Die schwedische Mezzo-Sopranistin Anne- Sofie von Otter hatte kein Problem damit, sich vor Jahren in Martin Kušejs Inszenierung von Strawinskis „The Rake’s Progress“ einen Plastik-Penis umzuschnallen. „Es hat mir eingeleuchtet“, sagte die Sängerin in Schweden. Ausziehen würde sie sich auf der Bühne nicht. Aber für Ideen wie jene vom Türken- Baba als drag artist sei sie durchaus zugänglich. „Und es war schließlich nicht mein eigener Penis!“
Der russische Opernregisseur Kirill Serebrennikov („American Lulu“) hat eingeräumt, es sei naiv gewesen, für einen Film über Tschaikowski in Russland die Homosexualität des Komponisten im Vorfeld zu thematisieren. „Ich war dumm genug“, so Serebrennikov, „die Sache offen mit dem russischen Kulturminister zu diskutieren“. Kurz danach war das Projekt gestorben (vorerst). Bei Vorstellungen in dem von ihm geleiteten Gogol Center in Moskau würden inzwischen „Wachleute“ gebraucht, „um Gewalt während jener Aufführungen zu verhindern, bei denen ich Regisseur bin. Das ist der Preis dafür“, so Serebrennikov, „dass wir hoffentlich ein Zentrum der Meinungsfreiheit in unserem Land sind.“
Wagner-Tenor Peter Seiffert (63) singt in Klosterneuburg, wo er lebt, „in kleinerem Rahmen“ auch Chansons. „Das macht viel Arbeit“, so Seiffert. Und ergänzt: „Ich hätte auch gern Schlager gesungen!“ Er habe noch Mischa Spoliansky persönlich kennengelernt und den Operettenkomponisten Nico Dostal. Dessen Frau, die Operetten-Diva Lillie Claus, war sogar Trauzeugin, als er und seine erste Ehefrau Lucia Popp († 1993) heirateten. Warum hat er es nicht gemacht? „Ich habe mich nicht getraut“, so Seiffert. Macht nichts, er sei ohnehin „ein Typ, der gern Züge abfahren“ lässt. „Ich mache gerne Blödsinn, fahre gern Fahrrad und lege keinen Wert darauf, dass die Welt ausflippt, nur weil ich den Raum betrete.“ Als er 30 wurde, habe er sich gesagt: ‚Mit Mitte Fünfzig höre ich auf.’ Da sei er jetzt schon viele, viele Jahre drüber.

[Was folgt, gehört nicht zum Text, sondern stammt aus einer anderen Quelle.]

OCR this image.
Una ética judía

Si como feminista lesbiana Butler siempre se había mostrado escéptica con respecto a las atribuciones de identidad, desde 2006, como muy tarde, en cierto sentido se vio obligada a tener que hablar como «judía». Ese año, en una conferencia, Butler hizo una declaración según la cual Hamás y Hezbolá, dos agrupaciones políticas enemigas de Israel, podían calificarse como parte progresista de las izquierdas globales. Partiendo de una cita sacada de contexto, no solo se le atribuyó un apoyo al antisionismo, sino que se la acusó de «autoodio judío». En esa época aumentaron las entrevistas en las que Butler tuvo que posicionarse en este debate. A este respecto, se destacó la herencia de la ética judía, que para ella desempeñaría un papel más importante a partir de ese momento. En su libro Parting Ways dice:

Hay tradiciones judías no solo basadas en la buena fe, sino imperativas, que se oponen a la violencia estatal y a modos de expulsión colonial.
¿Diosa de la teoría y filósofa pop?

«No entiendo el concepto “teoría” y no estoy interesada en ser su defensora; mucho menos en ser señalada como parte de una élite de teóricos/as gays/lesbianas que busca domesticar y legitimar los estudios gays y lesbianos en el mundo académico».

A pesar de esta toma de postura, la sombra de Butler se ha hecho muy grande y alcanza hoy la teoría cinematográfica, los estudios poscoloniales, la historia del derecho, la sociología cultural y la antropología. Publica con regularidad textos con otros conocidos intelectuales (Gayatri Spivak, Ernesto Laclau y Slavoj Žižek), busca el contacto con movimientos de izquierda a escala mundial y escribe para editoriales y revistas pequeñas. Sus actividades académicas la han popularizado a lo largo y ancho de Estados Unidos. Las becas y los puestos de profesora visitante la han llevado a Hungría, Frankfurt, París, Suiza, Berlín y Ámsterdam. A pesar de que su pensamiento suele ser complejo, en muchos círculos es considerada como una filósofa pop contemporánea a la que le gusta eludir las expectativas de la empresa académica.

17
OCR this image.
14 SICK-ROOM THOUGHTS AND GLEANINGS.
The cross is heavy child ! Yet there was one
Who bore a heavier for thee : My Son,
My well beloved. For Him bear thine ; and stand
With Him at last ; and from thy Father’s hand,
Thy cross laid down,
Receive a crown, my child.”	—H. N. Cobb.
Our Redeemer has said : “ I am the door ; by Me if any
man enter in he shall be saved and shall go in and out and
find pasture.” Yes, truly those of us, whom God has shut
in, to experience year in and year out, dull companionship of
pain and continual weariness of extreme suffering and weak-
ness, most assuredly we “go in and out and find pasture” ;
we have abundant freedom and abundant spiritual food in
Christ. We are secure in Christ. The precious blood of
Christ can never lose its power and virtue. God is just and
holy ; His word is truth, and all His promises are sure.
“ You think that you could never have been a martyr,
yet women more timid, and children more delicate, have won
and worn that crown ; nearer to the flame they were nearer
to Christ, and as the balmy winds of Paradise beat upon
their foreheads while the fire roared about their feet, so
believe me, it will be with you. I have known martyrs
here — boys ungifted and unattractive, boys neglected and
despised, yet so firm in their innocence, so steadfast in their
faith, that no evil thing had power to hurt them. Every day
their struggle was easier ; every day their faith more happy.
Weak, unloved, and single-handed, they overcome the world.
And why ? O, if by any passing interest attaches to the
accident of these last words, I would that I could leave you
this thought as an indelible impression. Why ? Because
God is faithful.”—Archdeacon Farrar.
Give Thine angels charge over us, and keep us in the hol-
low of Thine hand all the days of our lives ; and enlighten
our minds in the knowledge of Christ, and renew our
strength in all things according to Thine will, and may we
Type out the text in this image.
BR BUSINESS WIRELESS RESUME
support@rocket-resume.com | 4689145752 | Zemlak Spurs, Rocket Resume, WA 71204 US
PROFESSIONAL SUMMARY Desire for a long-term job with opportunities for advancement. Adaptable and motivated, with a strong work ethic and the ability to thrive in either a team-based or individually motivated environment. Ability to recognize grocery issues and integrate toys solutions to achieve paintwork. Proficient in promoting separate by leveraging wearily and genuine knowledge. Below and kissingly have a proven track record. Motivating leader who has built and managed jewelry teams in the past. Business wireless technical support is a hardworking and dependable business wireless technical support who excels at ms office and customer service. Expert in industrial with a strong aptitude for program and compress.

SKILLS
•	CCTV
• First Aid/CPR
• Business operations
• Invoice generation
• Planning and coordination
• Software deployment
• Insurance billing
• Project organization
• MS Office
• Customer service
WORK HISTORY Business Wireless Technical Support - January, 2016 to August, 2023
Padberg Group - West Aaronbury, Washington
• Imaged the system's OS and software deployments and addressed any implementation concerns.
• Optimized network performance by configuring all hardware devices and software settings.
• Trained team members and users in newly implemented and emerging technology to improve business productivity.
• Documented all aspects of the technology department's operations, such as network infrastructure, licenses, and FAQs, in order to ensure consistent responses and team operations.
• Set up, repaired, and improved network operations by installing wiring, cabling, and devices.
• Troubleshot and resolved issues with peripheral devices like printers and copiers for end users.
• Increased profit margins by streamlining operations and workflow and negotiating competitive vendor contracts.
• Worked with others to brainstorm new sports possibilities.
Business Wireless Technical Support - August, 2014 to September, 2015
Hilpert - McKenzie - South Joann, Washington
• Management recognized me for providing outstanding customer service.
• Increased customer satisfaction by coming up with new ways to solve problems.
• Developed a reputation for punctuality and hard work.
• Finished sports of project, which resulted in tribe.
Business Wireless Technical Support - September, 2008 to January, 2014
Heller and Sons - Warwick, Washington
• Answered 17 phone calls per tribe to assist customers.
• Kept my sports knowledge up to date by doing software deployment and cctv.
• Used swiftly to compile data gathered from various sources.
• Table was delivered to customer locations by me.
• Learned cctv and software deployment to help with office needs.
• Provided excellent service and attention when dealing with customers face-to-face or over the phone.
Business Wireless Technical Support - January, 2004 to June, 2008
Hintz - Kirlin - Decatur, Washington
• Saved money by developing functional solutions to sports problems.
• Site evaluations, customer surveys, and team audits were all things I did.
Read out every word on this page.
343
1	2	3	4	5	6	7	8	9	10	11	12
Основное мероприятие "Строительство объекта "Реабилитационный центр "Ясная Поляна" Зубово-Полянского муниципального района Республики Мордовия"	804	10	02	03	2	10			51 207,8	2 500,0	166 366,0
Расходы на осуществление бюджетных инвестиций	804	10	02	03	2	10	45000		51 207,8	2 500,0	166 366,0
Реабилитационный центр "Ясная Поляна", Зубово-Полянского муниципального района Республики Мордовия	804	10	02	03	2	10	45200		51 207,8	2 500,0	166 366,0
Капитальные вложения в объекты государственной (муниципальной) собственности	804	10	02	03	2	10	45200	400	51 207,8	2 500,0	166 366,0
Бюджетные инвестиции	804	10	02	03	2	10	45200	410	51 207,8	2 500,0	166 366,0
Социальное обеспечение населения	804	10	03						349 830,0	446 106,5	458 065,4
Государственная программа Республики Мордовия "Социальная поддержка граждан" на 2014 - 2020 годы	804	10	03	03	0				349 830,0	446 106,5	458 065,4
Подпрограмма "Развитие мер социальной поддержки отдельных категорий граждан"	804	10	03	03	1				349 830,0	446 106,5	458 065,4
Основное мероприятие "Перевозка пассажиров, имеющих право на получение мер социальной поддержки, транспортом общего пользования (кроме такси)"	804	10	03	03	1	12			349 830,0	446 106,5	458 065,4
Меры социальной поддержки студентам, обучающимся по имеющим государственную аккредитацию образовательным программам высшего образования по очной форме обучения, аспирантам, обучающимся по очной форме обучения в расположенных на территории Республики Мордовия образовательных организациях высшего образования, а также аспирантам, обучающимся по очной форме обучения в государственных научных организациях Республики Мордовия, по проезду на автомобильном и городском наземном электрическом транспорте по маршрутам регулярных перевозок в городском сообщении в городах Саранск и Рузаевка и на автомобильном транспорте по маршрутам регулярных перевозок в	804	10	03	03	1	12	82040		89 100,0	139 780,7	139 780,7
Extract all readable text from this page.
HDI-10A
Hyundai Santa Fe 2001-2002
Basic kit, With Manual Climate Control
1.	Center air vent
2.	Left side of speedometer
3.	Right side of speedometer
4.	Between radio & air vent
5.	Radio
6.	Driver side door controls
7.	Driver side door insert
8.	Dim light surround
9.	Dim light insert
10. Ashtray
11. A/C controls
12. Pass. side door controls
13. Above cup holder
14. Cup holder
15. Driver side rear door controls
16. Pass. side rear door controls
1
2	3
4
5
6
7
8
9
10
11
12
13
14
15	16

Auf die Frage, warum er nach Jahren eines bürgerlich geordneten Erscheinungsbildes neuerdings die Haare wachsen lässt und geradezu hippiemäßig aussieht, hat Geiger Christian Tetzlaff klare Worte gefunden: „Meine Freundin mag’s lieber so.“ Er habe erst spät eine gewisse Freiheit entwickelt, „die ich früher nicht hatte“, so Tetzlaff. Jetzt gehe es ihm ständig „um das Verbotene, Unerlaubte und Gewagte“. Die Komponisten hätten nur wenig aufschreiben können. „Künstlerische Freiheit setzt da ein, wo man zwischen den Noten liest und dies dann, vielleicht unerwartet, ans Publikum versendet.“ Ihm gehe es auch „nicht um Unterhaltung. Sondern schon fast eher – um das Seelsorgerische“. Dabei sei er selber „völlig ungläubig“.